Çocuklarda obezite ve diyabetin riskleri’nin tartışıldığı panelde, ebeveynlere hastalıkla ilgili önemli tavsiyelerde bulunuldu.

Lions Ata Evi’nde 11 Nisan Çarşamba günü, “çocuklarda obezite ve diyabetin riskleri”nin tartışıldığı bir panel yapıldı. Ataşehir okullarındaki obez ve diyabetli çocuklar ile velilerine yönelik bu panele; çocuk endokrinologu Prof. Dr. Hülya Günöz, çocuk Diyetisyeni Muazzez Garipağaoğlu ve çocuk psikologu Hülya Toparlak konuşmacı olarak katıldı.

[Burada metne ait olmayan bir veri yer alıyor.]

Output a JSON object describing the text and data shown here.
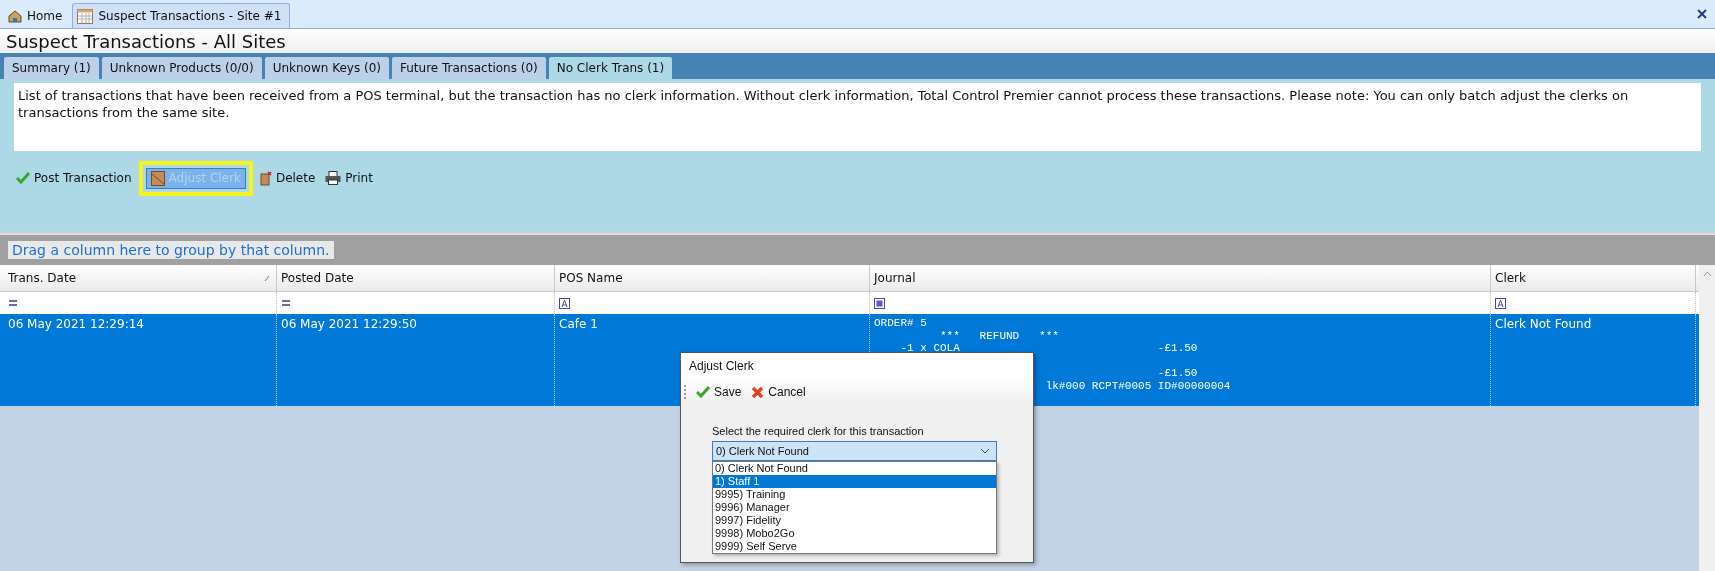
{
  "doc_tabs": [
    {
      "label": "Home",
      "selected": false
    },
    {
      "label": "Suspect Transactions - Site #1",
      "selected": true
    }
  ],
  "title": "Suspect Transactions - All Sites",
  "tabs": [
    {
      "label": "Summary (1)",
      "selected": false
    },
    {
      "label": "Unknown Products (0/0)",
      "selected": false
    },
    {
      "label": "Unknown Keys (0)",
      "selected": false
    },
    {
      "label": "Future Transactions (0)",
      "selected": false
    },
    {
      "label": "No Clerk Trans (1)",
      "selected": true
    }
  ],
  "description": "List of transactions that have been received from a POS terminal, but the transaction has no clerk information.  Without clerk information, Total Control Premier cannot process these transactions.  Please note: You can only batch adjust the clerks on transactions from the same site.",
  "toolbar": [
    {
      "label": "Post Transaction",
      "disabled": false,
      "highlighted": false
    },
    {
      "label": "Adjust Clerk",
      "disabled": true,
      "highlighted": true
    },
    {
      "label": "Delete",
      "disabled": false,
      "highlighted": false
    },
    {
      "label": "Print",
      "disabled": false,
      "highlighted": false
    }
  ],
  "group_hint": "Drag a column here to group by that column.",
  "table": {
    "columns": [
      {
        "label": "Trans. Date",
        "sorted": true
      },
      {
        "label": "Posted Date",
        "sorted": false
      },
      {
        "label": "POS Name",
        "sorted": false
      },
      {
        "label": "Journal",
        "sorted": false
      },
      {
        "label": "Clerk",
        "sorted": false
      }
    ],
    "rows": [
      {
        "selected": true,
        "trans_date": "06 May 2021 12:29:14",
        "posted_date": "06 May 2021 12:29:50",
        "pos_name": "Cafe 1",
        "journal": [
          "ORDER# 5",
          "          ***   REFUND   ***",
          "    -1 x COLA                              -£1.50",
          "                                           -£1.50",
          "                          lk#000 RCPT#0005 ID#00000004"
        ],
        "clerk": "Clerk Not Found"
      }
    ]
  },
  "dialog": {
    "title": "Adjust Clerk",
    "save": "Save",
    "cancel": "Cancel",
    "prompt": "Select the required clerk for this transaction",
    "value": "0) Clerk Not Found",
    "options": [
      {
        "label": "0) Clerk Not Found",
        "highlighted": false
      },
      {
        "label": "1) Staff 1",
        "highlighted": true
      },
      {
        "label": "9995) Training",
        "highlighted": false
      },
      {
        "label": "9996) Manager",
        "highlighted": false
      },
      {
        "label": "9997) Fidelity",
        "highlighted": false
      },
      {
        "label": "9998) Mobo2Go",
        "highlighted": false
      },
      {
        "label": "9999) Self Serve",
        "highlighted": false
      }
    ]
  }
}
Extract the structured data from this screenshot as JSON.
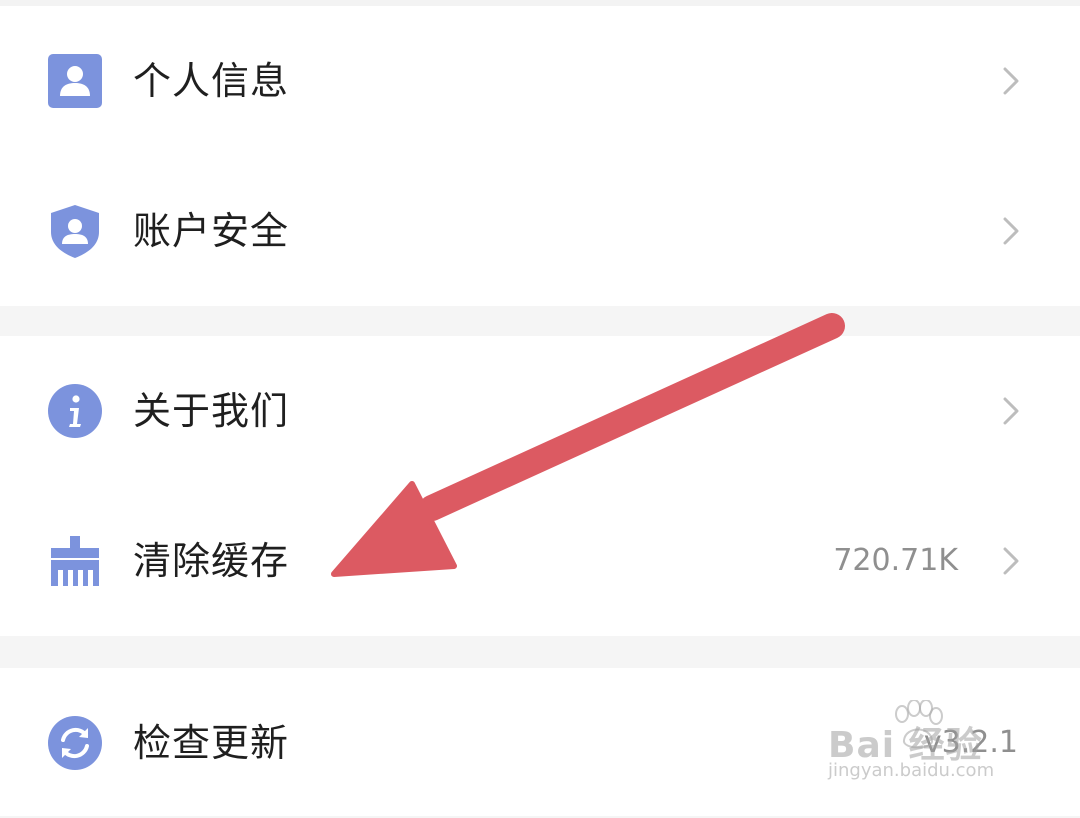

Hülya Günöz 0-1 yaş arasının en hızlı büyüme süreci olduğunu, alınan kalorinin yüzde 20’sinin büyüme için harcandığını, bu dönemdeki yağ dokusunun vücut ağılığının yüzde 28’i olduğunu anlattı. Süt bebekliği sayılan 0-1 yaş arasında biberonla beslenme ve çocuğu biberonu bitirmek için zorlamanın, katı ve kalorili gıdalara erken geçmenin, yağ ve şekerden zengin beslenmenin bebekte yağ dokusunu hızla artırdığını ve bu fazlalığın kalıcı olma riskinin yüksek olduğunu vurgulayan Günöz, bebeklik döneminde çocuğu zorlayarak aşırı beslemenin yanlışlığı konusunda anneleri uyardı.

2-6 yaş arasının çocukta incelme ve yağ oranında azalma dönemi olduğunu, eğer bu incelme yaşanmıyorsa çocuğun erişkin yaşta şişman olma riskinin yaşıtlarından beş kat fazla olduğunu söyleyen Prof. Dr. Hülya Günöz, sözlerini şöyle sürdürdü:

“Bu yaşlarda mutlaka fiziksel aktivite ve sağlıklı beslenme alışkanlığı kazandırılmalı. 10-11 yaşlarında yağlanma yeniden artıyor, yağ dokusundan salgılanan ‘leptin’ adı verilen hormon ergenliğe hazırlıyor, şişman çocuklar bu yüzden ergenliğe daha erken giriyor. Ergenliğin başlaması ile özellikle erkek çocuklarda yağlanma azalıyor, ergenlik dönemi sonucunda yağ dokusu devam ediyorsa şişmanlığın kalıcı olma riski yüzde 75. Yağ dokusunun salgıladığı diğer bir hormon adiponektin. Bu hormon; ensülin direnci, kas ve organ yağlanmasına karşı vücudu koruyor, yüksek karbonhidratlı beslenme ve oksidatif stres, bu hormonun etkisini azaltıyor. Geleneksel yemeklerle beslenmek şişmanlığa neden olmuyor, fast food tarzı beslenme ve gazlı içecekler obezitenin temelini atıyor. Bu tarz yemekler ve içecekler, okul kantinlerinin, hatta okul menülerinin vazgeçilmezi. Bu da çocuklarda önüne geçilemeyen yağlanmaya neden oluyor.” 

Prof. Dr. Hülya Günoz, şişmanlık için risk gruplarını da şöyle sıraladı:

-Ebeveyni şişman olan çocuklar.

-İri doğumlular(4500 gr üstü).

-Düşük ağırlıklı doğumlular( 2500 gr altı).

-Biberonla beslenme.

-Parçalanmış aile çocukları.

-Yaşlı anne çocukları.

-Kalabalık aile çocukları.

-Tek ebeveynli çocuklar.

-Tek çocuklar.

-Hareket kısıtlılığı olan engelliler.

-Çalışan anne çocukları.

-Bazı ilaçların uzun süre kullanımı.